Жернова. 1918–1953. Книга двенадцатая. После урагана
Шрифт:
– Немцы-то? Немцы постро-о-оят: народ аккуратный, работящий. У них там орднунг – во! – вступился еще один, с лицом, обезображенным глубоким шрамом. – Я там у них воевал – знаю!
– Не ты один там воевал. И неча фрица на энтом деле подлавливать: человек, однако.
– Да я и не подлавливаю! С чего ты взял?
Дитерикс слушал разгоревшийся спор и переводил взгляд с одного спорщика на другого. Он уже понял, что разговор возник не из неприязни к нему, немцу, а из простого человеческого любопытства, и в нем теперь боролось желание вступить в полемику о социализме с необходимостью соблюдать совет не касаться политических тем в разговорах с рабочими. Совет этот ему дали в парткоме завода, но таким тоном, что он больше походил на приказ, хотя и непонятно, почему он должен избегать
При фюрере в Германии тоже запрещалось вести политические разговоры, если они расходились с официальной точкой зрения.
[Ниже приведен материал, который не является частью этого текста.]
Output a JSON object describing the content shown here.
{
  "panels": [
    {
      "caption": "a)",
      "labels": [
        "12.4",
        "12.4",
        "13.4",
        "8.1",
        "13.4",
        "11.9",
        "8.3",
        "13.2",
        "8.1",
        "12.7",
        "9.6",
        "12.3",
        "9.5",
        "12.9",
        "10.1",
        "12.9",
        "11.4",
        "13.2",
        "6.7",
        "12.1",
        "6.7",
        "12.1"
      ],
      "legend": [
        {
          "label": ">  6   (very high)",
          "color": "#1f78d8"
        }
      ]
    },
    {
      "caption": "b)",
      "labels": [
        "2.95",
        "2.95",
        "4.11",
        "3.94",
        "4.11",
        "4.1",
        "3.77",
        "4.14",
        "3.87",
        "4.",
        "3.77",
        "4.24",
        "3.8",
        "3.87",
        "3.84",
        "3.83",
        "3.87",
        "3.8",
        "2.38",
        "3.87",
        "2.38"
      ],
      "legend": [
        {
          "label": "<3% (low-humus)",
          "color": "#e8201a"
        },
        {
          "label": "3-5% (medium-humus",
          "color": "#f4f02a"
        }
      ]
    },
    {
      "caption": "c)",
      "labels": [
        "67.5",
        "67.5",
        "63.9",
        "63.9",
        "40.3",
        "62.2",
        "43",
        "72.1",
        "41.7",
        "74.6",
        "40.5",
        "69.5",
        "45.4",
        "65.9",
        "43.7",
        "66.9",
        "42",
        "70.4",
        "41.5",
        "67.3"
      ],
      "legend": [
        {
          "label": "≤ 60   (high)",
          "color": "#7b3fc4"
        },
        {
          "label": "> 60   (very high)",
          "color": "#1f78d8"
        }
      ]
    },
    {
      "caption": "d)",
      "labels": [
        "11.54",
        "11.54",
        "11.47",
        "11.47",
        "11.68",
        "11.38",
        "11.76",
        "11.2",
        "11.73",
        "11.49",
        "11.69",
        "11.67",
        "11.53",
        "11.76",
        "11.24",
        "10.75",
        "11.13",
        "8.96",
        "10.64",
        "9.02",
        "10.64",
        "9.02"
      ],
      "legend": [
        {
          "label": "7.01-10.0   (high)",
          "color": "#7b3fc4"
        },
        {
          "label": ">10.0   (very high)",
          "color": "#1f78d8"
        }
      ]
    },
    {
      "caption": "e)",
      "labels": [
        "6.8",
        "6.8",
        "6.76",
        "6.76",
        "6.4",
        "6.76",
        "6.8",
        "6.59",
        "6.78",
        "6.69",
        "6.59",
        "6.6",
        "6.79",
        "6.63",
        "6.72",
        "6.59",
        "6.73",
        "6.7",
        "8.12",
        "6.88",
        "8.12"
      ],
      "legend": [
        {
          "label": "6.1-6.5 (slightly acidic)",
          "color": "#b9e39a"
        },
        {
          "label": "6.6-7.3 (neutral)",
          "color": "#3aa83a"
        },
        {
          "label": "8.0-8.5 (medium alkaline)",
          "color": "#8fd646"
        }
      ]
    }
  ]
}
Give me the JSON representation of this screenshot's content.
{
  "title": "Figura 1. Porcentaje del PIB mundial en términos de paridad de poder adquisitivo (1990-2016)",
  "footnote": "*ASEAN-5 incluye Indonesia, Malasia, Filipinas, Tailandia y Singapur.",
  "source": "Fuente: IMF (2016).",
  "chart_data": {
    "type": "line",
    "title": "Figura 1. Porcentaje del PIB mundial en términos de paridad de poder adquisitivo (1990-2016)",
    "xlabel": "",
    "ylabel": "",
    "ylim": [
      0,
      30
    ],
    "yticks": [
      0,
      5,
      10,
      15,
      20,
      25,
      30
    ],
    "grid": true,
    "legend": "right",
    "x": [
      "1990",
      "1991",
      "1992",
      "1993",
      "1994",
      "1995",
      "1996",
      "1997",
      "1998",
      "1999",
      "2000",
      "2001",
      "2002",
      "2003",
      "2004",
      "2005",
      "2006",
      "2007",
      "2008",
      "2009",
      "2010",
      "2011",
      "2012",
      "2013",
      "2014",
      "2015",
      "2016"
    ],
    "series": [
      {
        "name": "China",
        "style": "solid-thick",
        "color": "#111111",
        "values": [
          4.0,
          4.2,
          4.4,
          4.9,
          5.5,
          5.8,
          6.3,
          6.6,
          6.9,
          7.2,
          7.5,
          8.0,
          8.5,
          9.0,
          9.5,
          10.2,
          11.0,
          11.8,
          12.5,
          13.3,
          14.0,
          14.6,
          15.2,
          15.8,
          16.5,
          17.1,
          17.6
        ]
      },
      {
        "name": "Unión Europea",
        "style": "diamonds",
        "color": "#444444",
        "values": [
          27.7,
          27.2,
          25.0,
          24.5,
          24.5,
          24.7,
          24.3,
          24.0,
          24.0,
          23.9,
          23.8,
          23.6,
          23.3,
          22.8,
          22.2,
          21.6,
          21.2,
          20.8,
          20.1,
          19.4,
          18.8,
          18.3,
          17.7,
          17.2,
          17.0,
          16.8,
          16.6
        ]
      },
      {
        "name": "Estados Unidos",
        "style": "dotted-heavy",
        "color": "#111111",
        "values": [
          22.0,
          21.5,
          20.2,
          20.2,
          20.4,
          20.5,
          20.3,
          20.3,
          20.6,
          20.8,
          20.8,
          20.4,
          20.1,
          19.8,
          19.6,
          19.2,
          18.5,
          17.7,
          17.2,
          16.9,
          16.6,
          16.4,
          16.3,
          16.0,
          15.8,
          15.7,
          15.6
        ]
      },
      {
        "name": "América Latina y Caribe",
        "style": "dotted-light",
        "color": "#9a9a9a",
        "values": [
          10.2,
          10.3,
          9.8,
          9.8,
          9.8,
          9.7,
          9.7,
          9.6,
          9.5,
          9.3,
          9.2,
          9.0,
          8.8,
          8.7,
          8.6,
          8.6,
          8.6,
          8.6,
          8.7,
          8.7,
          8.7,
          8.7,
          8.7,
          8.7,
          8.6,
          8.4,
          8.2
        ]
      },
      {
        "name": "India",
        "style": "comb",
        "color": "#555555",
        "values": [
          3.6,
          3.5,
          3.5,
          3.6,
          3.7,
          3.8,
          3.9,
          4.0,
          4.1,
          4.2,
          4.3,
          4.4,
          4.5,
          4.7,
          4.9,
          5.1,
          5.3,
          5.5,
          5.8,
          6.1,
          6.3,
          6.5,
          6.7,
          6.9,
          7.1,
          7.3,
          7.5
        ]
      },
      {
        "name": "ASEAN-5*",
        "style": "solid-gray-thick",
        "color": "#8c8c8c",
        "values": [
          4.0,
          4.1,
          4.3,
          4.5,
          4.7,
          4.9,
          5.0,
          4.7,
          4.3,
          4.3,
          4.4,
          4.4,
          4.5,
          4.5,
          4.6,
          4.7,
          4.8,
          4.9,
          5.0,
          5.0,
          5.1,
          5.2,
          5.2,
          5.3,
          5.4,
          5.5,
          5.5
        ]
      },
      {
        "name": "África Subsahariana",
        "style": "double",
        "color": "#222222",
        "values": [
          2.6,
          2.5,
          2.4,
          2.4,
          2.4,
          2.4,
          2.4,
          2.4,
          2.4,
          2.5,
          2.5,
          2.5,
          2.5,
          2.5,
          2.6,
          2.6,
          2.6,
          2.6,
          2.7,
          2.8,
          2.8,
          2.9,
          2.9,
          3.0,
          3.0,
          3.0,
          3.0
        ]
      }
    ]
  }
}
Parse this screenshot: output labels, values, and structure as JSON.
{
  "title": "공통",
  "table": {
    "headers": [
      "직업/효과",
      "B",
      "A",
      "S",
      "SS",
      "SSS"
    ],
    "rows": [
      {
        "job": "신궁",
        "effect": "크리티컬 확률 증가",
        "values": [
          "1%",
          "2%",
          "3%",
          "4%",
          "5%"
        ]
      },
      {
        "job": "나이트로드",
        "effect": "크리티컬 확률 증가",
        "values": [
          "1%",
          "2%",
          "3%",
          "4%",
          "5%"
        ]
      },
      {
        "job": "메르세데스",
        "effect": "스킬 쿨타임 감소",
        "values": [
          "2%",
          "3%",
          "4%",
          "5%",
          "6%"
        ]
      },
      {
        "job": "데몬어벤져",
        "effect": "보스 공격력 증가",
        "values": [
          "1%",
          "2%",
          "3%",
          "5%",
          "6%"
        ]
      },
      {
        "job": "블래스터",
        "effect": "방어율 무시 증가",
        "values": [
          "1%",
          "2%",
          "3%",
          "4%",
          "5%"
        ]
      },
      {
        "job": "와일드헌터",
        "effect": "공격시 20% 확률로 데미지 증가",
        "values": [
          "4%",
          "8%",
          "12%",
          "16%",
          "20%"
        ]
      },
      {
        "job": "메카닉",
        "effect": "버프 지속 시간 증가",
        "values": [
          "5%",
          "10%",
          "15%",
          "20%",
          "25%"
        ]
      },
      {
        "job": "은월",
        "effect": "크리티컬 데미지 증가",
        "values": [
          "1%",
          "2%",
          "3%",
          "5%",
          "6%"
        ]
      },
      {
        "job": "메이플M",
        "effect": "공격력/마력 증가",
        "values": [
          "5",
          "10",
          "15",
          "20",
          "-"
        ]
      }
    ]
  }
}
Объяснялось это необходимостью сохранять монолитность германской нации перед лицом враждебного окружения. А чего боятся русские партайгеноссе? Этого ему объяснять не стали, посоветовав: поживете у нас и сами все поймете. Дитерикс в России уже больше двух лет, но понять никак не может…
И вспомнилось ему, о чем писали немецкие газеты в двадцатые годы, о чем ожесточенно спорили социал-демократы и коммунисты, пока фашисты не заткнули рот и тем и другим: тот ли социализм, что предсказывали Маркс и Энгельс, строят в России? По газетам и слухам, по рассказам тех, кто ездил в Россию работать по контракту, получалось, что совсем не тот, что русские подменили настоящий социализм суррогатом из славянской мистики, догматически понятого марксизма и азиатской дикости.
– Социалисмус, социалисмус, – проворчал Дитерикс, допивая пиво. – Я плохо понимать руссише социалисмус… Дас ист цигуэнеришесоциалисмус. [17]
– Чего, чего он сказал? – загалдело сразу несколько человек, обращаясь к Малышеву. – Чегой-то он вроде недовольный какой…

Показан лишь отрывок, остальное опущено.